Databricks a indiqué le 13 août avoir bouclé un tour stratégique de 5 Md$ à une valorisation post-money de 190 Md$, l’un des plus importants financements privés jamais levés par une société logicielle.
Qui a signé les chèques
Coatue a mené l’opération. Blackstone, MGX, des comptes conseillés par T. Rowe Price et le nouvel investisseur Sixth Street Growth ont participé, aux côtés de premiers investisseurs comme BOND, Clearlake Capital, Point72, Premji Invest et TPG. La valorisation est supérieure de 42 % aux 134 Md$ fixés en février 2026 — soit environ 56 Md$ de valeur papier supplémentaire en six mois.
Le chiffre sur lequel repose le prix
Databricks affirme que son revenu annualisé a dépassé 7 Md$ au deuxième trimestre, avec une croissance de plus de 80 % sur un an. Cela place le tour à environ 27x le revenu annualisé — un niveau élevé, mais pas le multiple habituellement associé à une société qui continue de croître de 80 % à cette échelle.

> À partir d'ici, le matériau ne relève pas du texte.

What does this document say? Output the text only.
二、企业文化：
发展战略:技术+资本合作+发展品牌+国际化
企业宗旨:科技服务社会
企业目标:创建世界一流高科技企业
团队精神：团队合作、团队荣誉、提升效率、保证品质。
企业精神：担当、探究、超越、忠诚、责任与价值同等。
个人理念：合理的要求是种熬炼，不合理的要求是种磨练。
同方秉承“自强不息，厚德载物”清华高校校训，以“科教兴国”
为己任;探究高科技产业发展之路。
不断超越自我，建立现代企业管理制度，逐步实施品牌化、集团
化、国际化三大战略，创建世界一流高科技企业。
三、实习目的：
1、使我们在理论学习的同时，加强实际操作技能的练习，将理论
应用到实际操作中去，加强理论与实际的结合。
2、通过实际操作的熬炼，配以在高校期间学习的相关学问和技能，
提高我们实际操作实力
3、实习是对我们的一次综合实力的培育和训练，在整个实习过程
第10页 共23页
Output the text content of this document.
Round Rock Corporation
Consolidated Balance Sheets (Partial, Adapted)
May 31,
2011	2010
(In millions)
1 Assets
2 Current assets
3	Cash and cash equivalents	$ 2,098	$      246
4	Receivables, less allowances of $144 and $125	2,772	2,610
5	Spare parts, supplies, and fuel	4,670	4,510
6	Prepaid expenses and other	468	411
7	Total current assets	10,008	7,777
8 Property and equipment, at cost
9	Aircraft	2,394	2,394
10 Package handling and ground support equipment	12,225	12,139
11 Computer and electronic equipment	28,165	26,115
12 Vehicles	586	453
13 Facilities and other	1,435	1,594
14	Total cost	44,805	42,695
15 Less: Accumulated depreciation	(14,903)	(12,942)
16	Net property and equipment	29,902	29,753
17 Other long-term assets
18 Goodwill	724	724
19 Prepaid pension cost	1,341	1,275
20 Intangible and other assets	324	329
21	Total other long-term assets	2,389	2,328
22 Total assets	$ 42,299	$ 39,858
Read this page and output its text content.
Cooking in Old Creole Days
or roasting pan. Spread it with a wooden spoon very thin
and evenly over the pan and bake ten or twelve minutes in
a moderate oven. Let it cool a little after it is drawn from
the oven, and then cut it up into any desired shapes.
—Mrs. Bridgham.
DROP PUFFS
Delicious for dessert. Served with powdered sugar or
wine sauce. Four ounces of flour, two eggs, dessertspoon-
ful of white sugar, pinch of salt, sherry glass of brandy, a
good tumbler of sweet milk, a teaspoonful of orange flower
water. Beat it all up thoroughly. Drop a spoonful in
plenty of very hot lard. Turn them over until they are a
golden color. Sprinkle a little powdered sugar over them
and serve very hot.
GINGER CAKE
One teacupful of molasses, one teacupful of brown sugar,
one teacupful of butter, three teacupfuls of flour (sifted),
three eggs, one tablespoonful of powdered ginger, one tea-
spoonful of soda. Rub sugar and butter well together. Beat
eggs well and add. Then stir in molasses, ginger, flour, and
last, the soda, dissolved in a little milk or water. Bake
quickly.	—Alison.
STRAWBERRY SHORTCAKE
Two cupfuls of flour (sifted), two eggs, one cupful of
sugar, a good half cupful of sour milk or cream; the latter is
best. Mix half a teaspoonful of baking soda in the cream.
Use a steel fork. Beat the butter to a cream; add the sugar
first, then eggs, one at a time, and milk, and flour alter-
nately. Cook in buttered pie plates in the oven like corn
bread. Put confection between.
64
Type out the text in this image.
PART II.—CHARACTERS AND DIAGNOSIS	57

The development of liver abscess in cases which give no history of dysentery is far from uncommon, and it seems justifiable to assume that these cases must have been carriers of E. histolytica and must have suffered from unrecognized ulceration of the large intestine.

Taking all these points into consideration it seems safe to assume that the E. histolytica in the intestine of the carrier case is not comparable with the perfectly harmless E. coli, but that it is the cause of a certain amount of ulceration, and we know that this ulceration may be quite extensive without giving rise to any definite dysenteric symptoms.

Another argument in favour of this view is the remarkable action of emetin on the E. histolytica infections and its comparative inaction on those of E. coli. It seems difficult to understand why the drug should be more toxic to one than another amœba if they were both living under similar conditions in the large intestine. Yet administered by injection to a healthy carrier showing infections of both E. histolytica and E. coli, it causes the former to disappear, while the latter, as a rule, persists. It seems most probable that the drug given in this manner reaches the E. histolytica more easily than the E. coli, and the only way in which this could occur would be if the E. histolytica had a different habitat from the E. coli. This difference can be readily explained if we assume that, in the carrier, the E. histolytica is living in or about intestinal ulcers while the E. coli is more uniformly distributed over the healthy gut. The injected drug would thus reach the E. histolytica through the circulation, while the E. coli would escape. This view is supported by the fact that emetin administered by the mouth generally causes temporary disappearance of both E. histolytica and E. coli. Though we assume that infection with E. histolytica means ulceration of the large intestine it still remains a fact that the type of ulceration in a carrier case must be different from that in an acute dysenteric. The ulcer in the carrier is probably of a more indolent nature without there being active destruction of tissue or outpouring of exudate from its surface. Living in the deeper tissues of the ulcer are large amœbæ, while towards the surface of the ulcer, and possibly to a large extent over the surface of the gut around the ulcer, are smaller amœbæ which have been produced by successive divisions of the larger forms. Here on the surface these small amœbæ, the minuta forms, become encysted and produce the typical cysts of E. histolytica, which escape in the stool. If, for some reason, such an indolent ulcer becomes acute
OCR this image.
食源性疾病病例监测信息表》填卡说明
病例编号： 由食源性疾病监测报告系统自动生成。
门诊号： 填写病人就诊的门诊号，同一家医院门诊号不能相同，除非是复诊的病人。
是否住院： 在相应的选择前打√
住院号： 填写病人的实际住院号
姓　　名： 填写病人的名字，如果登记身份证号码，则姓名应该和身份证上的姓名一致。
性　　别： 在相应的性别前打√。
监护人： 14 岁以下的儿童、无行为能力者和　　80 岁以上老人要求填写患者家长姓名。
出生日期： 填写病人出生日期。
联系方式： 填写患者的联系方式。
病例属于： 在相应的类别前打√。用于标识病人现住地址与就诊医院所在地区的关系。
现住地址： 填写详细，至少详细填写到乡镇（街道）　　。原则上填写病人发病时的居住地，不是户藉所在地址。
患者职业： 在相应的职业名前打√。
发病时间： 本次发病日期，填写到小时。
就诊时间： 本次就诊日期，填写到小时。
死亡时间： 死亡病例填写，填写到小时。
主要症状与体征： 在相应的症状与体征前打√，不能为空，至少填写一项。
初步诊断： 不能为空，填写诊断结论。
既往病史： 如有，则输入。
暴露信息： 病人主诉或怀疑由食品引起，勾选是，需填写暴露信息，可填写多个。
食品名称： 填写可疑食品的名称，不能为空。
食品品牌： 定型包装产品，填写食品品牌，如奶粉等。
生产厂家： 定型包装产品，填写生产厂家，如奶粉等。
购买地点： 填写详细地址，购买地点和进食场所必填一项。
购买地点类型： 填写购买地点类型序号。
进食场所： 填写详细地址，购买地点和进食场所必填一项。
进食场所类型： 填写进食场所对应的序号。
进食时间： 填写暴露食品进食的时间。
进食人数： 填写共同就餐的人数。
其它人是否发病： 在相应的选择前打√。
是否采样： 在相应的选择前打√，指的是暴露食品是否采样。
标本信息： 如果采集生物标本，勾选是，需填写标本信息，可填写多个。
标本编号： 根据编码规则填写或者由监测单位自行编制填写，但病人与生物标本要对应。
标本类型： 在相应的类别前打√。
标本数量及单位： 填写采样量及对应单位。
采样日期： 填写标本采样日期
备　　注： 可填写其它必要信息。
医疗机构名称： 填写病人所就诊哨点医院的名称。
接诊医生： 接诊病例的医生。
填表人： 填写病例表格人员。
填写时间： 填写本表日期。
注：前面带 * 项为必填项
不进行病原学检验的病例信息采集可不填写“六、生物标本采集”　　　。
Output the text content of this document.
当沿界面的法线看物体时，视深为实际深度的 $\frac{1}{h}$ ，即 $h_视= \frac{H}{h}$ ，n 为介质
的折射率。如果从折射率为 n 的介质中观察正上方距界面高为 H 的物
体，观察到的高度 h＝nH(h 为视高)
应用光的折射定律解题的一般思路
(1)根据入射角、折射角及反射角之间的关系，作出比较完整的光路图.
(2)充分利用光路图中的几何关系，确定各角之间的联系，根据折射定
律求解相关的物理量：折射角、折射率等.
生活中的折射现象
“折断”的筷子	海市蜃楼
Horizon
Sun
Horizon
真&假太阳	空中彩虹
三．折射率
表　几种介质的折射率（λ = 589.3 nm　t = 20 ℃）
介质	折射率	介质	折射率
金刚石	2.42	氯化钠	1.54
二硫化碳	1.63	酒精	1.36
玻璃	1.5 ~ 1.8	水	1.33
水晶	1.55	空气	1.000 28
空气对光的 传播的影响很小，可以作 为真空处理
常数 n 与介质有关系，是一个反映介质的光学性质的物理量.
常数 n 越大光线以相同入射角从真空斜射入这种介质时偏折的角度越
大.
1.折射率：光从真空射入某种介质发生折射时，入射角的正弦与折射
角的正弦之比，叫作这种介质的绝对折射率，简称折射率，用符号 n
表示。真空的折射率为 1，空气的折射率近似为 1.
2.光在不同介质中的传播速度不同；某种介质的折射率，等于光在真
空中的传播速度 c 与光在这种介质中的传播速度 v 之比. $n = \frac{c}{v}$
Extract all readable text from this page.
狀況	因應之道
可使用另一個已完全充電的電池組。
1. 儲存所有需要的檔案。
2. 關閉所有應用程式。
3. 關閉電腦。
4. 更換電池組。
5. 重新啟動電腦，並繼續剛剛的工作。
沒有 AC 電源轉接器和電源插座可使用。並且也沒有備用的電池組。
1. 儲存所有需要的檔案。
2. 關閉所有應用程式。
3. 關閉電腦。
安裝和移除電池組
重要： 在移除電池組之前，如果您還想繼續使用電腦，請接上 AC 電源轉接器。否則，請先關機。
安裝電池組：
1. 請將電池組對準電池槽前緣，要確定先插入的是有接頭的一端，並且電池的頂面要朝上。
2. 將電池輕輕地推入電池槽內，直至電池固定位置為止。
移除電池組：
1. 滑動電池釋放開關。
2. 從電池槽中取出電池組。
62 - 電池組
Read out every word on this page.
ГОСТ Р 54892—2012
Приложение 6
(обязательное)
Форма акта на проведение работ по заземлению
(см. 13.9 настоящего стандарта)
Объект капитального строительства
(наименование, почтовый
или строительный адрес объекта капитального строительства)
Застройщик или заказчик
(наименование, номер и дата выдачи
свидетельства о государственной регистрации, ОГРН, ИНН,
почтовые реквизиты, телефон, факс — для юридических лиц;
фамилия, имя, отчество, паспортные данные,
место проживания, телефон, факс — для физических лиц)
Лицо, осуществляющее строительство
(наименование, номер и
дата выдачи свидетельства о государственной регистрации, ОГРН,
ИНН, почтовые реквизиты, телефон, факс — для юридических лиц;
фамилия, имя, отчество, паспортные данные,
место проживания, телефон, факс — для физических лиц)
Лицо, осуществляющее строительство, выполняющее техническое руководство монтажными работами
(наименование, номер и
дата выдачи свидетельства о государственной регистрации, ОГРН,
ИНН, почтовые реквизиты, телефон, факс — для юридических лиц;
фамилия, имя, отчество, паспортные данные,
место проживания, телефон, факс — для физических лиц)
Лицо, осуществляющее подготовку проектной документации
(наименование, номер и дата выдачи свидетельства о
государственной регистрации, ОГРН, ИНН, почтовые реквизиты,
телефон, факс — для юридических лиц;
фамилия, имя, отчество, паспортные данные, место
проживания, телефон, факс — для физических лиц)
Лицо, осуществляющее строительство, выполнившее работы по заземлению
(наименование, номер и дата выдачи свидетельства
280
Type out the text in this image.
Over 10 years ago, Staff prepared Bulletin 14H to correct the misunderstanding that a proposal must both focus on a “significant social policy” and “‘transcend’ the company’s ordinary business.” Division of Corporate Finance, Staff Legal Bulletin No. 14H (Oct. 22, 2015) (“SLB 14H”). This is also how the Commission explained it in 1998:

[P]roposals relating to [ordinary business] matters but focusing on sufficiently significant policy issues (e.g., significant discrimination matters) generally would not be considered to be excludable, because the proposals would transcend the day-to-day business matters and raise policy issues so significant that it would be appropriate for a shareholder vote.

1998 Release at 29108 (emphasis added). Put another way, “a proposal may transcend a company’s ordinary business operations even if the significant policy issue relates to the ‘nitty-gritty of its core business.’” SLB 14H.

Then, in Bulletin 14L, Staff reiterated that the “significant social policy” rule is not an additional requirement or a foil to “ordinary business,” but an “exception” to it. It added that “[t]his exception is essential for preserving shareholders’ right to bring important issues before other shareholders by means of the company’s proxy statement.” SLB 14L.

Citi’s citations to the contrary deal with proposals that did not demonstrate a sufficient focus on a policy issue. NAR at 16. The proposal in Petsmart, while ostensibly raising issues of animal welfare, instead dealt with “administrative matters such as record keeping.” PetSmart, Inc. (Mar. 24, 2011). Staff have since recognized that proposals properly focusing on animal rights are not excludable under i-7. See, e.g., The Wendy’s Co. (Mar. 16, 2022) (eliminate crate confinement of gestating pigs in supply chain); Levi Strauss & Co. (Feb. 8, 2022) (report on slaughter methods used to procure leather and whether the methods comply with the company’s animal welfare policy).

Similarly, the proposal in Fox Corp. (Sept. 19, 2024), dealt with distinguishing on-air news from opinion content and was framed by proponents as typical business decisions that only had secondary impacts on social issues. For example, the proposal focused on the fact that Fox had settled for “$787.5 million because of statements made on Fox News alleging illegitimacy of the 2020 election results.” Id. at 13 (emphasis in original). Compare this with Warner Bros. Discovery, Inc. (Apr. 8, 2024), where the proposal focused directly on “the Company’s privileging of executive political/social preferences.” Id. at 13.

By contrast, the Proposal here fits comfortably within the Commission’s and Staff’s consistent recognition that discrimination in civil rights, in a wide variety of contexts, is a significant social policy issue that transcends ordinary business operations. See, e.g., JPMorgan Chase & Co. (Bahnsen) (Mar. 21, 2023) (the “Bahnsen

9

Les deux lignes de produit à surveiller
Lakehouse dépasse un revenu annualisé de 1,5 Md$ et croît de plus de 100 % sur un an. Lakebase, le produit Postgres serverless destiné aux applications vers lesquelles écrivent les agents, a franchi les 100 M$ de revenu annualisé. Databricks dit compter plus de 1 000 clients au-dessus de 1 M$ et plus de 100 au-dessus de 10 M$ — une concentration qui rend lisible, pour les investisseurs de fin de tour, un modèle commercial d’entreprise à huit chiffres.
Ce qui n’est pas divulgué
Le revenu annualisé est une photographie annualisée d’une période récente, pas un chiffre d’affaires reconnu, et Databricks est privée : aucune de ces données n’est auditée. La rentabilité n’est pas évoquée dans l’annonce, pas plus que la rétention nette du revenu — les deux indicateurs qui permettraient de distinguer une expansion durable d’un important relais de coûts d’inférence IA.
Pourquoi lever des fonds malgré tout
Une entreprise avec une telle croissance n’a pas besoin de 5 Md$ pour fonctionner. Elle en a besoin pour acheter de la puissance de calcul, financer des acquisitions et offrir de la liquidité aux salariés et aux premiers actionnaires sans passer par une cotation. Chaque levée à une valorisation plus élevée repousse aussi le moment où le marché public pourra fixer le prix des mêmes chiffres.